The only easy day was yesterday.”

When an industry loses half of its revenue in six years, as is the case with newspapers, the motto of the elite U.S. Navy Seals certainly applies.

But so does this:

 “Hard work on the right things,” which was the title of a recent Seth Godin blog (and I would endorse creating an RSS feed of Seth’s Blog to get the full impact of his thoughts/advice).

 A recent Seth blog post:

I don’t think winners beat the competition because they work harder. And it’s not entirely clear they win because they have more creativity. The secret, I think, is in understanding what matters.

It’s not obvious and it changes. It changes by culture, by buyer, by product, and even by day of the week.

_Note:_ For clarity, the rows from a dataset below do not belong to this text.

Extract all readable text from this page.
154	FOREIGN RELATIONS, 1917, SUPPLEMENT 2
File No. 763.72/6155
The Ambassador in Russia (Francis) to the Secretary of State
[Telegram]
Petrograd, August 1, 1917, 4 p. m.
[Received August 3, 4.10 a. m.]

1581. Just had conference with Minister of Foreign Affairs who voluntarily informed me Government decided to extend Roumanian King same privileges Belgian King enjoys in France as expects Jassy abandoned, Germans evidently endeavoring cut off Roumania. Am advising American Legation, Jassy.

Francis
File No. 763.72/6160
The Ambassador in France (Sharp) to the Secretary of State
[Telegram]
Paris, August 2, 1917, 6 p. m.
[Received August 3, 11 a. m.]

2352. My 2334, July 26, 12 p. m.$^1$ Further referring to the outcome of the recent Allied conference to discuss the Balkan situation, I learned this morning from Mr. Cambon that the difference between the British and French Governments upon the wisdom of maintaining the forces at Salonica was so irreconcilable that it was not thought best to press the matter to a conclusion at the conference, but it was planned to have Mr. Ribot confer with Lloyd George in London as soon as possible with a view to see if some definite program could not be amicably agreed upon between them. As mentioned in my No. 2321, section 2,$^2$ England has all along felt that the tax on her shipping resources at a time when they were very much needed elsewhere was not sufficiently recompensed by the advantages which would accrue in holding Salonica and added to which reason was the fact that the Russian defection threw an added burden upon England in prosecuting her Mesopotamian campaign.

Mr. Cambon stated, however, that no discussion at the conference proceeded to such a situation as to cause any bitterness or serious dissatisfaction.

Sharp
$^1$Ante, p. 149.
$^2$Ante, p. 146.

But those that manage to capture the imagination, make sales, and grow are doing it by perfecting the things that matter and ignoring the rest.

Both parts are difficult, particularly when you are surrounded by people who insist on fretting about and working on the stuff that makes no difference at all.  

A good place to start understanding what matters in sales is to ask this question: What is my fastest growing sales product or revenue line?  Another good question: What am I selling that advertisers want to buy? It seems to me those are the places to spend a lot of energy.

Reuters reported in a recent analysis that, in the first quarter of 2012, digital advertising revenue at newspapers rose just 1% from the same quarter a year ago, marking the fifth straight quarter that digital growth has declined. The Reuters analysis blamed the rise of ad exchanges as one reason for the negative trends.

“For an industry savaged by the erosion of print advertising dollars, significantly boosting digital revenue is necessary for survival,” Reuters observed, with further commentary from Outsell Research analyst Ken Doctor: “The online share that newspapers are getting is smaller even though it’s the greatest goldmine of advertising growth we’ve seen in a generation.”  

What matters most for newspapers today is building a great digital franchise (while preserving print revenue at the same time).

At Digital First Media, the expectation is digital growth rates at a minimum of 30% a month year over year and up to 60% at some of our properties, while working hard to limit our print declines to single digits. Generally speaking, we are achieving those growth rates and print goals.   

What matters most in this case is how we are achieving these growth rates:

  • Leveraging and investing in our fastest growing revenue stream across the company. That is Ad Taxi, our multi-platform ad network supported by the Ad Taxi Exchange and a large and growing digital operations group that manages and optimises campaigns. Ad Taxi is the heart of our digital sales strategy and is powering our digital growth.  

  • Increasing our commitment to training our sales organisation in a high level of digital fluency — expertise in selling premium inventory, search, mobile, social, video, exchange inventory in a bundled sales package that maximises an advertiser’s ROI.

  • Keeping every sales position filled, upgrading digitally savvy talent as we go, and reinvesting in additional sales pressure where we see opportunity.

  • A focus not only on growth rates but on our share of locally available digital dollars.

  • Effectively marketing the largest local audiences (print and digital combined) in our markets.

  • Effectively leveraging the sales productivity of the largest local sales force and content producers in all of our markets.

  • Fostering a super-competitive attitude within our sales organisations that allows us to compete effectively for digital market share against the digital-only competitors.

 These are the things that matter most to our company. 

 What are the things that matter most to your company?